En este contexto, la
Navidad se convierte para muchos en una especie de despertador del vacío y las
ausencias. Y vuelven a la memoria todas las personas que otros años se sentaron
a la mesa con nosotros en Navidad, todos aquellos que montaron una vez un Belén
o decoraron un árbol a nuestro lado como parte de la tradición, viviendo ahora
la sensación de “silla vacía”.
La expectativa de
tener que disfrutar y ser feliz en estas fechas, de cumplir con lo que se
espera de nosotros, puede empeorar la situación que viven muchas personas, con
un importante coste emocional.
La falta de recursos
para hacer frente a esas sillas vacías inunga de nostalgia y melancolía estas
fechas, provocando un sufrimiento producido ante la añoranza que puede llegar a
ser abrumador.
Cómo
gestionar la pérdida
El proceso de
elaboración del duelo implica reinstalar
dentro de uno mismo a los seres queridos, darles una
presencia interna en la que el ser perdido no sea un perseguidor interior que
genere culpa, sino buen recuerdo, con la dosis correspondiente de melancolía
asociada al duelo.
Para poder gestionar
el duelo, William Worden aconseja en primer lugar aceptar la realidad de la
pérdida, para posteriormente poder expresar los sentimientos, adaptarse al
entorno donde ya no está la persona y, por último, invertir energía emotiva en
otras relaciones.
Como hemos subrayado
antes, la Navidad es uno de los momentos donde se hace más visible la pérdida,
especialmente si el fallecimiento es reciente.

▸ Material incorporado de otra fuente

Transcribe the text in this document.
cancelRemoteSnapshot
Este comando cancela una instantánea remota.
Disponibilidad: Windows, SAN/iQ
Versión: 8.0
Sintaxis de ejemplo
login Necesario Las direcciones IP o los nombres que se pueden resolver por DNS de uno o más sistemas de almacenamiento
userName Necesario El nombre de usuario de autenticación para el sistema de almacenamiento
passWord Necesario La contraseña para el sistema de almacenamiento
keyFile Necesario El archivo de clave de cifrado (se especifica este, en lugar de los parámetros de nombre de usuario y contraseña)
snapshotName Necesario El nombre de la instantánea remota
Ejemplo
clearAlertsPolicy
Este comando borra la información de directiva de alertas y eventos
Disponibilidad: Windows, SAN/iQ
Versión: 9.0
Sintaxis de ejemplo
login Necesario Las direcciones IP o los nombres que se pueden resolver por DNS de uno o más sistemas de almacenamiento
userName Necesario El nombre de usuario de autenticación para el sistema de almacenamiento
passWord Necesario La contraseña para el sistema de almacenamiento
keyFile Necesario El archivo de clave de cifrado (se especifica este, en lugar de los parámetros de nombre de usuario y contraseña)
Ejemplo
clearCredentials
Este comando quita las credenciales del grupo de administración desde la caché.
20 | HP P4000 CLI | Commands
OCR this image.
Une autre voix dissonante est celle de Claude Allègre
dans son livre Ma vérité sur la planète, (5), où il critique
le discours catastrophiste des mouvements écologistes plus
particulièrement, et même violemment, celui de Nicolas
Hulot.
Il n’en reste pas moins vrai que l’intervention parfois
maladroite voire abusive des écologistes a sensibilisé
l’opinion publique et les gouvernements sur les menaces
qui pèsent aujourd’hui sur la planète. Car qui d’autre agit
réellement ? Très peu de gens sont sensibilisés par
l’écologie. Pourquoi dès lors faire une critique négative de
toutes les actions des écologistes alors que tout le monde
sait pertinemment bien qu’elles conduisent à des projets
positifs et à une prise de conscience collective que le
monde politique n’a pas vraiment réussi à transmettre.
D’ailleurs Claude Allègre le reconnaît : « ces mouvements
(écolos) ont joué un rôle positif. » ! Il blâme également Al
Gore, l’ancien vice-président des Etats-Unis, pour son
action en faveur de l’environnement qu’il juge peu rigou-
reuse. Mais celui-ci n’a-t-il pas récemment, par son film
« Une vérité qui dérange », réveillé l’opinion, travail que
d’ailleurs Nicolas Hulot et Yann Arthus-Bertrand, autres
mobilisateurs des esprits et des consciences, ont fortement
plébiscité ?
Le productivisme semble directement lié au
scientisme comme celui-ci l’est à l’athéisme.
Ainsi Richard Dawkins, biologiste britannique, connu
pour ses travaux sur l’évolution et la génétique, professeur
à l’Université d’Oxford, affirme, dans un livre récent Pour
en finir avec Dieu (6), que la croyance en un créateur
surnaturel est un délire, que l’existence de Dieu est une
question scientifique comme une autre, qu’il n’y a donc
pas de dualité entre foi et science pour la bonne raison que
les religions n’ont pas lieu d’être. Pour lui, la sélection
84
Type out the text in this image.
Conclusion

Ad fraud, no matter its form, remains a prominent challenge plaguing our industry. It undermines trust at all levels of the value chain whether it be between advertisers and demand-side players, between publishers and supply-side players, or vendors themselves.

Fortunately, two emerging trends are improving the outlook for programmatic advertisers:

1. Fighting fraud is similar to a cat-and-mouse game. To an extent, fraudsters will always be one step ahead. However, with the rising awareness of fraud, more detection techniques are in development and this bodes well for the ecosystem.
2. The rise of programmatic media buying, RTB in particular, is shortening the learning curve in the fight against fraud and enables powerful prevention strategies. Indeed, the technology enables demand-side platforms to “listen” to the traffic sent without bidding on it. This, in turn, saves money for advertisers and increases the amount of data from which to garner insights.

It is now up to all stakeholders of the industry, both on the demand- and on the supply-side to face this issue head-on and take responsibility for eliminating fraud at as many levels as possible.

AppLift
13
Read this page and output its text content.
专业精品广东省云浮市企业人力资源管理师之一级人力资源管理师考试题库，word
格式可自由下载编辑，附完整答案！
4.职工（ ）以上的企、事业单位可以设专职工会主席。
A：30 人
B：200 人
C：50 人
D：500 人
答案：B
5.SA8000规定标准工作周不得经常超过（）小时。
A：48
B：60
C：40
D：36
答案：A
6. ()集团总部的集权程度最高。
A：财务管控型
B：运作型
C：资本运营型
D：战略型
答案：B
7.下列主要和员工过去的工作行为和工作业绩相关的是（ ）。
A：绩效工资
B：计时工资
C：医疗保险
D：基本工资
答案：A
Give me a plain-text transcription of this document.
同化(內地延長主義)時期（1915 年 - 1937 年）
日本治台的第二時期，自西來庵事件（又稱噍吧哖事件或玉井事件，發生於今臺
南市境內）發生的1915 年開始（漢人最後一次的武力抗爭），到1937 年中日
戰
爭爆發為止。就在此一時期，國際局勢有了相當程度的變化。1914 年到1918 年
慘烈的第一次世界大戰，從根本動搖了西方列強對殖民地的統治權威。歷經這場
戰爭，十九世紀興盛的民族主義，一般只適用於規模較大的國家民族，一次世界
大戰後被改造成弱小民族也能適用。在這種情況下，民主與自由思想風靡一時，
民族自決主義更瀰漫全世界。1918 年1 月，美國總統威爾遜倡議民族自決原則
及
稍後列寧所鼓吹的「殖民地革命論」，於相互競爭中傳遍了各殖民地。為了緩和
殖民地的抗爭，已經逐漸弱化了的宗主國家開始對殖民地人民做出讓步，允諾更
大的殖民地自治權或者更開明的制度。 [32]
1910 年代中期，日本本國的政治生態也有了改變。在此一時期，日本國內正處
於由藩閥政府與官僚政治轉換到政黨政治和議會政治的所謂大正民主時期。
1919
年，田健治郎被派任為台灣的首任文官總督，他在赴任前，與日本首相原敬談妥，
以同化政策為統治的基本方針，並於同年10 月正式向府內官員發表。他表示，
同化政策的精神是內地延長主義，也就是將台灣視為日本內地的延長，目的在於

No sólo por el recuerdo continuo
de quien ya no está, sino por la creencia imperante de que la Navidad implica
felicidad, una exigencia personal y social que insta a esforzarnos por cumplir
las expectativas, profundizando el sentimiento de pérdida.
Aunque no es posible
evitar el dolor que provoca la ausencia de un ser querido, podemos buscar
herramientas para gestionar estas emociones, tratando de encontrar un momento
para reflexionar con nosotros mismos y sobre lo que nos rodea. Conviene
conectar con nosotros mismos con una mirada diferente que haga aflorar las
relaciones que se crearon con la persona ausente y recordarle desde la
perspectiva del agradecimiento a lo vivido.
Hacerlo puede sacar a
flote ese amor presente en los momentos duros, en los turnos interminables
durante el acompañamiento en el hospital. Amor en el cuidado, amor de sofá, de
noches interminables de espera, de dolores de espalda y manos sostenidas a pie
de cama. Amor de comidas de cafetería, alimentado con bocadillos fríos y café
de máquina.
Amor a lo aprendido,
a lo vivido con la persona que se fue. Y sobre todo, amor hacia uno mismo por
el crecimiento obtenido tras la relación con el fallecido.
Este cambio de
perspectiva, aunque suponga un esfuerzo, puede ayudar a ver la luz entre el
cúmulo de soledad y tristeza presente en estas fechas, poniendo el foco sobre
lo mejor de nosotros mismos y de los demás.